Put sand under the tires, as we say in winter-land.

There are many ways the list could be generated.  Perhaps a university could align with a respected public agency and create an initial list for feed-back.  Sectors and countries that would benefit from a realignment would back the project and push it in the UN and elsewhere.  Companies with a vested interest in profiting from the engines of change would contribute.

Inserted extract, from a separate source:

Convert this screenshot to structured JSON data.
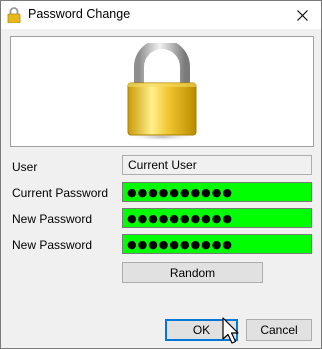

And at the end of the process, we would not only have a climate-adjusted world, but a new mechanism for calculating the impact of “decisions made without consequences” – e.g. the decisions of oil companies to produce X amount of product without a tie-in to the fall-out.  Responsible decision-making would be a huge by-product of this process.

It would also enable the oil companies to get on with their world without wearing a cloak of villainy.  I am sure there are many corporate officers in those companies who would love to get into the renewable energy field.

In the long run, we have to have a world better than this – better than one where the rich don’t care because they can afford to shield themselves from the consequences. Some day, even the rich will suffer; you can’t beat Mother Nature.

In the meantime, it will be profitable and enduring if we can reward the better actions of our natures. It will be a wonderful legacy.  I’m sure kids will soon be going around thanking us for plugging up the Ozone Hole, for example….  OK, maybe we won’t be remembered specifically, but we can go to the hereafter with a smile.

Because we will have launched that “most happy age”, as the Romans used to say in their golden time, when all was peace and the oars flashed in Mediterranean waters.

If we can get back to their level of pollution, we will be rich indeed.